Abstract

124 Background: Some reported that positive surgical margin at radical prostatectomy (RP) was a prognostic factor of clinical recurrence and prostate cancer death, and others showed that was not necessarily true. The prostatic apex is most popular location of positive surgical margin at RP and the frequency of apex is reported to be about 20-40% of all positive cases. Prostatic apex is also reported to lack a well-defined capsule and to be hardly retracted during operation. In this study, we evaluated the effect of positive surgical margin at apex-only on prognosis after RP in a large cohort. Methods: We retrospectively evaluated 1019 patients with prostate cancer who underwent radical prostatectomy without neoadjuvant or adjuvant therapy at the hospitals that the authors were affiliated with between 2005 and 2013. The operative approach (open, laparoscopic, or robotic) was decided by each institution. All prostatectomy specimen slides were reviewed by a single genitourinary pathologist according to ISUP 2014 criteria. Recurrence following RP was defined according to AUA guidelines. Results: The median patient age was 67 (range, 45–80) years.
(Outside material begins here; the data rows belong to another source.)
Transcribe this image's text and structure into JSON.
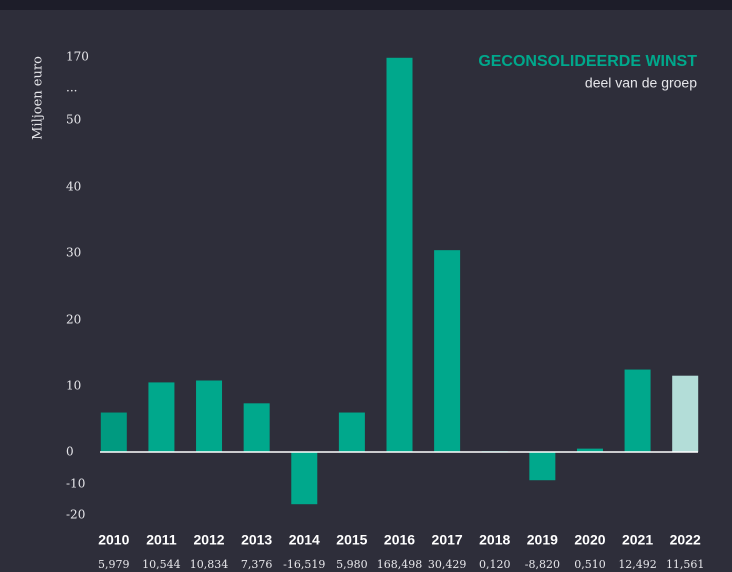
{
  "chart_data": {
    "type": "bar",
    "title": "GECONSOLIDEERDE WINST",
    "subtitle": "deel van de groep",
    "y_label": "Miljoen euro",
    "axis_break": "...",
    "categories": [
      "2010",
      "2011",
      "2012",
      "2013",
      "2014",
      "2015",
      "2016",
      "2017",
      "2018",
      "2019",
      "2020",
      "2021",
      "2022"
    ],
    "values": [
      5.979,
      10.544,
      10.834,
      7.376,
      -16.519,
      5.98,
      168.498,
      30.429,
      0.12,
      -8.82,
      0.51,
      12.492,
      11.561
    ],
    "value_labels": [
      "5,979",
      "10,544",
      "10,834",
      "7,376",
      "-16,519",
      "5,980",
      "168,498",
      "30,429",
      "0,120",
      "-8,820",
      "0,510",
      "12,492",
      "11,561"
    ],
    "colors": [
      "#009a80",
      "#00a88c",
      "#00a88c",
      "#00a88c",
      "#00a88c",
      "#00a88c",
      "#00a88c",
      "#00a88c",
      "#00a88c",
      "#00a88c",
      "#00a88c",
      "#00a88c",
      "#b3ddd8"
    ],
    "ylim": [
      -20,
      170
    ],
    "yticks": [
      -20,
      -10,
      0,
      10,
      20,
      30,
      40,
      50,
      170
    ]
  }
}
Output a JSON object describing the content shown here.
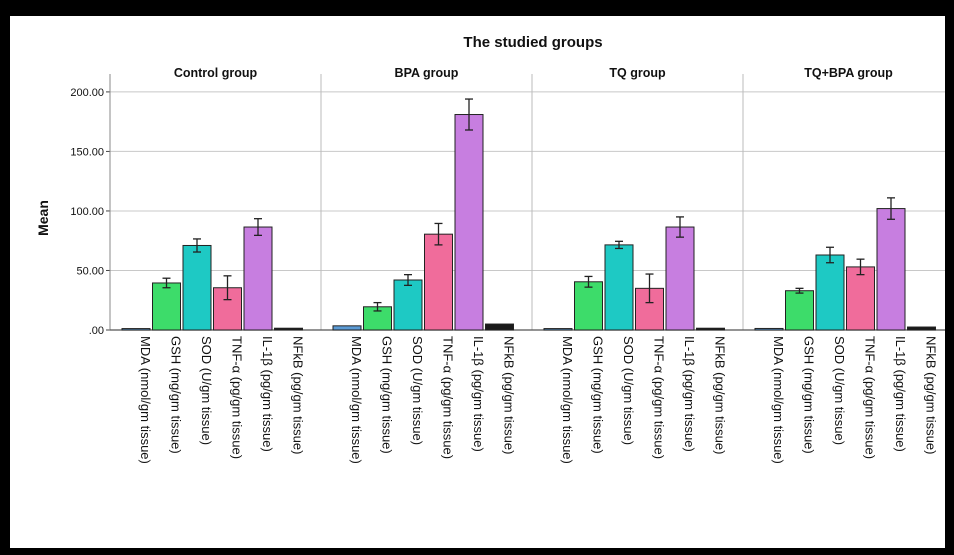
{
  "chart_data": {
    "type": "bar",
    "title": "The studied groups",
    "ylabel": "Mean",
    "ylim": [
      0,
      210
    ],
    "yticks": [
      0,
      50,
      100,
      150,
      200
    ],
    "ytick_labels": [
      ".00",
      "50.00",
      "100.00",
      "150.00",
      "200.00"
    ],
    "grid": true,
    "categories": [
      "MDA (nmol/gm tissue)",
      "GSH (mg/gm tissue)",
      "SOD (U/gm tissue)",
      "TNF-α (pg/gm tissue)",
      "IL-1β (pg/gm tissue)",
      "NFkB (pg/gm tissue)"
    ],
    "colors": [
      "#5b9bd5",
      "#3ddc6a",
      "#1ec9c4",
      "#f06c9b",
      "#c77ee0",
      "#1a1a1a"
    ],
    "panels": [
      {
        "name": "Control group",
        "values": [
          1.2,
          39.5,
          71,
          35.5,
          86.5,
          1.5
        ],
        "errors": [
          0.3,
          4,
          5.5,
          10,
          7,
          0.3
        ]
      },
      {
        "name": "BPA group",
        "values": [
          3.5,
          19.5,
          42,
          80.5,
          181,
          5
        ],
        "errors": [
          0.5,
          3.5,
          4.5,
          9,
          13,
          0.5
        ]
      },
      {
        "name": "TQ group",
        "values": [
          1.2,
          40.5,
          71.5,
          35,
          86.5,
          1.5
        ],
        "errors": [
          0.3,
          4.5,
          3,
          12,
          8.5,
          0.3
        ]
      },
      {
        "name": "TQ+BPA group",
        "values": [
          1.3,
          33,
          63,
          53,
          102,
          2.5
        ],
        "errors": [
          0.3,
          2,
          6.5,
          6.5,
          9,
          0.3
        ]
      }
    ]
  }
}
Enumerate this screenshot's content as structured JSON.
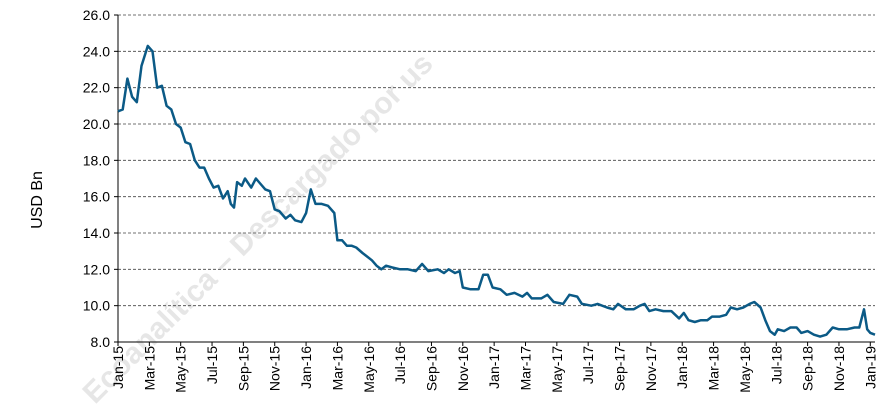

The median initial PSA was 6.8 ng/ml (range, 0.4–82 ng/ml). The median follow-up period was 69 (range, 0.7–135) months. Pathological T stage was in 72.5% of pT2 (n = 739), 23.4% of pT3a (n = 238), and 4.1% of pT3b (n = 42). There were 163 Grade Group (GG) 1 cases, 502 GG 2, 217 GG 3, 39 GG 4, and 98 GG 5 cases. 372 cases had positive surgical margin. Details were 201 (54%) apex only, 57 (15%) anterior, 43 (12%) posterior, 76 (20%) lateral, 40 (11%) bladder. Some patients showed multiple positive surgical margin. The patients with positive surgical margin at apex-only showed significantly better prognosis than other locations (P = 0.0001). This result was confirmed in each operative approach (open; P = 0.008, laparoscopic; P = 0.001, robotic; P = 0.01). Conclusions: Among surgical margin positive patients after RP, those at prostatic apex-only showed lower biochemical recurrence than other locations regardless of operative approach. Physician should follow such a patient carefully without adjuvant therapy.